Cavaco Silva proferiu, como Presidente da República, o seu último discurso oficial do Dia de Portugal, Camões e das Comunidades Portuguesas, na passada quarta-feira, em Lamego. Por norma, sempre que o Presidente da República em momentos de aparição oficial “tradicional” (Ano Novo, 25 de Abril, 10 de Junho) intervém publicamente as reacções político-partidárias nunca são coincidentes entre posição governativa (com ou sem maioria) e oposição. Coerente, no caso de Cavaco Silva, apenas Ferreira Leite para quem este Presidente é intocável, por maior que seja a trapalhada e a atrapalhação. Mais do que o conteúdo, é claro o aproveitamento político para marcar posições divergentes e que marquem a diferença de discursos entre Governo e maioria e a oposição. O aproximar da campanha e do processo eleitorais coloca Governo e maioria próximos da intervenção de Cavaco Silva, enquanto a oposição se posiciona de forma crítica (mesmo que inconsistente). Alturas houve, mesmo com o questionável Cavaco Silva, em que a oposição se sentia mais confortável com as palavras do Presidente da República (tomadas como recados e “puxões de orelha” ao Governo) e o Governo mais incomodado com as críticas. Só Manuela Ferreira Leite permaneceria, em qualquer momento, irredutível na vassalagem ao “mestre”.

No caso concreto deste discurso de Cavaco Silva nas comemorações do Dia de Portugal não se afigura claro que a oposição, nomeadamente o PS, mereça a razão. Na normalidade da conflitualidade da demagogia e retórica eleitorais em tempo de apelar a votos, o PS poderia usar muitos outros argumentos que não a colagem do discurso aos interesses do Governo e da coligação PSD/CDS. O Partido Socialista podia, por exemplo, ter sustentado a sua crítica na inanidade e no vazio do discurso de Cavaco Silva, demasiado repetitivo e sem grandes novidades.

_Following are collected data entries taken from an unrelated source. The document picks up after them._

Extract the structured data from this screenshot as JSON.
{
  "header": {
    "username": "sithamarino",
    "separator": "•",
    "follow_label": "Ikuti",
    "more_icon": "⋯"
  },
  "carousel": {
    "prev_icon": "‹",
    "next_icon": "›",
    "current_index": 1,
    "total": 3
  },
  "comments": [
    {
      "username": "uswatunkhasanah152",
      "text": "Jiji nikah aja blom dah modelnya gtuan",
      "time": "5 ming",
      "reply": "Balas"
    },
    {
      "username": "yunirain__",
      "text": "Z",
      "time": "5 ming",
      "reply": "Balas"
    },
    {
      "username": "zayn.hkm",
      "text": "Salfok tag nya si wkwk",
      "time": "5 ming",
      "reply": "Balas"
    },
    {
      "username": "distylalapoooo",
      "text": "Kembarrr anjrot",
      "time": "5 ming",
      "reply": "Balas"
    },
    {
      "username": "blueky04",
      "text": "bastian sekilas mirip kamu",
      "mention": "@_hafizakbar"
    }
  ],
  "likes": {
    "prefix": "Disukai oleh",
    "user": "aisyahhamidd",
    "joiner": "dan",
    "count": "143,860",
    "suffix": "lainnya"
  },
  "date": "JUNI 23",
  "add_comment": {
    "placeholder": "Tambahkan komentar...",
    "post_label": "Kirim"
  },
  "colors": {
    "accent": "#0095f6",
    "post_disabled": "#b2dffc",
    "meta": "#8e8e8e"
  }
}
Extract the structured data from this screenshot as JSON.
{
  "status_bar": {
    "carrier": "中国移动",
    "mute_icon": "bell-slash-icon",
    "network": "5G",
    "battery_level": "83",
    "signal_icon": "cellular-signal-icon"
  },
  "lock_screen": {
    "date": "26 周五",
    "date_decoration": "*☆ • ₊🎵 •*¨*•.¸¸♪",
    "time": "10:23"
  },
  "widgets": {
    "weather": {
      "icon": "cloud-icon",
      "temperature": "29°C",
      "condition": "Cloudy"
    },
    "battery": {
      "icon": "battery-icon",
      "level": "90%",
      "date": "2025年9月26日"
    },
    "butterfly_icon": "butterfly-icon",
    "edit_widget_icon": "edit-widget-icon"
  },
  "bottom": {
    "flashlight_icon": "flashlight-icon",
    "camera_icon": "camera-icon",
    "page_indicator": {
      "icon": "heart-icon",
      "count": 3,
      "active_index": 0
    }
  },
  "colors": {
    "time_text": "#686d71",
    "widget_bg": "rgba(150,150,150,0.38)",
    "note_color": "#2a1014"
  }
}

O Presidente da República deixou à Nação quatro “recados” políticos, sem qualquer novidade e do mais óbvio em qualquer análise política destes últimos quatro anos, com deambulações por referências a dados divulgados pelo INE, pela União Europeia ou pela OCDE. É mais que óbvia a necessidade da consolidação das contas públicas, a balança externa, o urgente crescimento e desenvolvimento económico, e o alívio da pesada carga fiscal. Tudo o que qualquer, seja de que quadrante for, linha programática eleitoral conterá na próxima campanha e discursos eleitorais.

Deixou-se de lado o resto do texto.